The Hateful 8 takes a very leisurely pace in setting up the story. It feels like a good forty or so minutes are spent just introducing you to a few of the characters, before they are eventually stuck together in a log cabin with another five people, waiting out a blizzard with a mysterious female prisoner. Tarantino is known for is long, banal conversation scenes, and here he is still quite good at not testing the audience's patience with them. But whereas in the past a ten minute chat about European burgers or "Who Am I?" games gets punctuated by a rapid decent into the worst violence, Tarantino goes a lot further this time around. Outside of the occasional, cringe inducing violence against the prisoner, it is hours before any violence occurs. As a largely character driven piece, the film's crowning achievement is providing you with a bunch of villainous characters who are all equally despicable, and yet it still manages to make you feel a twinge of sympathy for each of them at some time.
When the actual plot starts, the story becomes something like Reservoir Dogs, in which a group of angry guys stare each other down, trying to figure out who is a traitor. That's where the real fun (and tremendously over the top violence) comes in. I was a little disappointed with the resolution of this however. It is kind of introduced as a mystery that you want to solve along with the characters, but it is impossible for you to do it, as the story resorts to a couple of ass-pulls you could never see coming. That said, after an hour and a half or so of no action, it is still very much appreciated when things kick off to lead the story to some resolution.

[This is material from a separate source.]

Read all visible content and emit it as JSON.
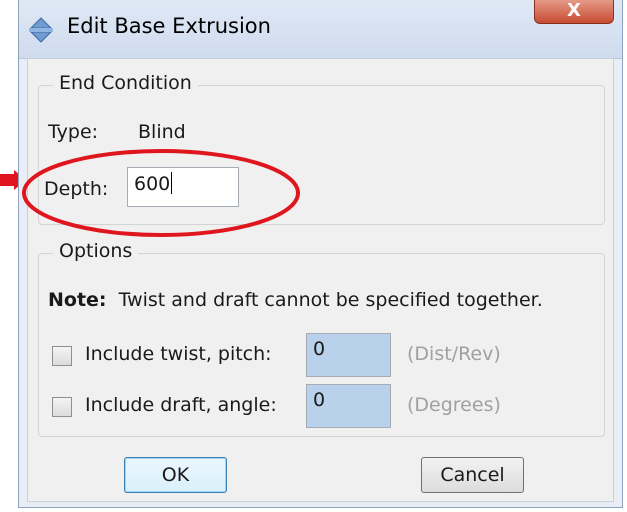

I can give The Hateful Eight a recommendation, but it just isn't anywhere near as fun or economic as Tarantino's other films. That's why I will only ever watch it once.
Film Tarantino's Narcissistic Meltdown 3
Quentin Tarantino has talent, but hasn't made a decent movie since CSI: Grave Danger.

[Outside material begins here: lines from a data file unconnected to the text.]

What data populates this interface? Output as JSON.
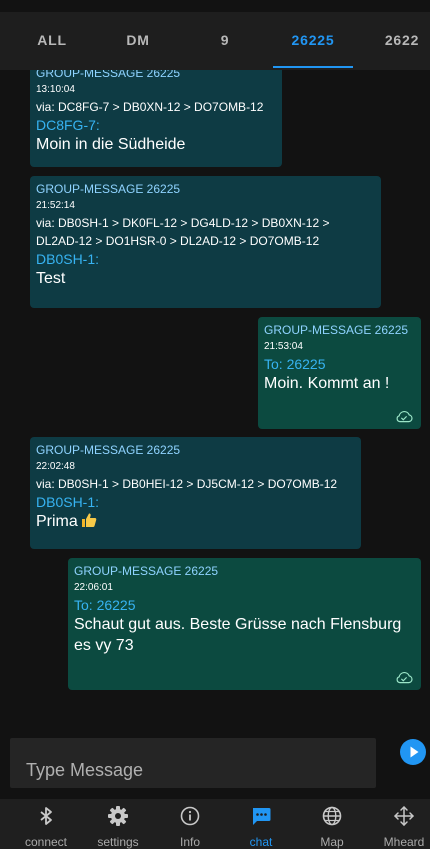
{
  "tabs": [
    {
      "label": "ALL",
      "active": false
    },
    {
      "label": "DM",
      "active": false
    },
    {
      "label": "9",
      "active": false
    },
    {
      "label": "26225",
      "active": true
    },
    {
      "label": "2622",
      "active": false
    }
  ],
  "messages": [
    {
      "direction": "in",
      "header": "GROUP-MESSAGE 26225",
      "time": "13:10:04",
      "via": "via: DC8FG-7 > DB0XN-12 > DO7OMB-12",
      "from": "DC8FG-7:",
      "text": "Moin in die Südheide"
    },
    {
      "direction": "in",
      "header": "GROUP-MESSAGE 26225",
      "time": "21:52:14",
      "via": "via: DB0SH-1 > DK0FL-12 > DG4LD-12 > DB0XN-12 >",
      "via2": "DL2AD-12 > DO1HSR-0 > DL2AD-12 > DO7OMB-12",
      "from": "DB0SH-1:",
      "text": "Test"
    },
    {
      "direction": "out",
      "header": "GROUP-MESSAGE 26225",
      "time": "21:53:04",
      "to": "To: 26225",
      "text": "Moin. Kommt an !",
      "status_icon": "cloud-check-icon"
    },
    {
      "direction": "in",
      "header": "GROUP-MESSAGE 26225",
      "time": "22:02:48",
      "via": "via: DB0SH-1 > DB0HEI-12 > DJ5CM-12 > DO7OMB-12",
      "from": "DB0SH-1:",
      "text": "Prima",
      "emoji": "thumbs-up-icon"
    },
    {
      "direction": "out",
      "header": "GROUP-MESSAGE 26225",
      "time": "22:06:01",
      "to": "To: 26225",
      "text": "Schaut gut aus. Beste Grüsse nach Flensburg",
      "text2": "es vy 73",
      "status_icon": "cloud-check-icon"
    }
  ],
  "composer": {
    "placeholder": "Type Message",
    "send_icon": "send-icon"
  },
  "nav": [
    {
      "label": "connect",
      "icon": "bluetooth-icon",
      "active": false
    },
    {
      "label": "settings",
      "icon": "gear-icon",
      "active": false
    },
    {
      "label": "Info",
      "icon": "info-icon",
      "active": false
    },
    {
      "label": "chat",
      "icon": "chat-icon",
      "active": true
    },
    {
      "label": "Map",
      "icon": "globe-icon",
      "active": false
    },
    {
      "label": "Mheard",
      "icon": "move-icon",
      "active": false
    }
  ],
  "colors": {
    "accent": "#2196f3",
    "incoming_bubble": "#0e3b44",
    "outgoing_bubble": "#0c4a40",
    "background": "#121212"
  }
}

He desperately tries to recall the anti-heroic charm of his past movies and fails miserably at it, he has become completely drunk on his own grind-chic ego, and to make it worse now he tries to talk serious issues, with a tone-deaf approach that would make Zack Snyder cringe, with results contrived at best(Django Unchained) and abhorrent at worst(Inglorious Basterds).

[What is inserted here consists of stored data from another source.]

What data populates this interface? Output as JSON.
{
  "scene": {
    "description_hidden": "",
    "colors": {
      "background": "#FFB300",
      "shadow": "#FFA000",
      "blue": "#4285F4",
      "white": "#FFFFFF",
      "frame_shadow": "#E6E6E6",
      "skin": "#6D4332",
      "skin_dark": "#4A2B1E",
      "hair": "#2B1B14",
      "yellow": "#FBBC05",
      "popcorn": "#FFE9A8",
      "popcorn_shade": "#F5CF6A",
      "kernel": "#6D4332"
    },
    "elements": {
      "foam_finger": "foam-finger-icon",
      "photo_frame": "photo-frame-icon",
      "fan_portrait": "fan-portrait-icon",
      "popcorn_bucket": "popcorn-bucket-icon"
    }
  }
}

Hateful Eight is proof of every single one of these problems:
None of the characters, bar one(and he's the second one to die), are even remotely sympathetic. Now i can enjoy anti-heroic or even villainous protagonists, ex. Pulp Fiction, but they must have at least some positive or at least relatable traits...too bad that Tarantino is too obsessed with going full "Wo-hoo behold how edgy i am!". This is a movie where half the cast is composed of uber-racist assholes, the one woman is a racist ass and the men around gleefully abuse her for shit & giggles, the one black man is so evil you cheer when his junk is blown off, and the rest are murderous outlaws that commit a completely unnecessary slaughter for their demented plan, so when his usual pointless masturbatory dialogue is suddenly interrupted by his usual burst of cartoonish violence you do not care if someone dies or lives, you just want these piles of crap to be flushed faster.
His addressing of racism in 19th century America is even worse than in Django Unchained, at least there the main black character wasn't a rapist(because hey, that's totally not a racist stereotype that resulted in countless black men lynched or unjustly jailed IRL) that is even less sympathetic than the confederate characters calling him the N-word...speaking of which, the machinegun-spouting of the aforementioned may have been 'accurate' but still sounds an excuse for him to just keep spouting it given he always did no matter the context...no Quentin, you're not being edgy or provocative, you're just sounding like a boring 13-year-old whose parents gave up on telling him to not say fuck at the dinner table.
As for his narcissism, the mere fact he used those uber-expensive 70mm camera lenses "just like Lawrence Of Arabia! ain't i talented?" oh great, 70mm lenses for a movie that is 90% set inside a small house, Tarantino wastes such money and equipment in the name of his out-of-control referential masturbation.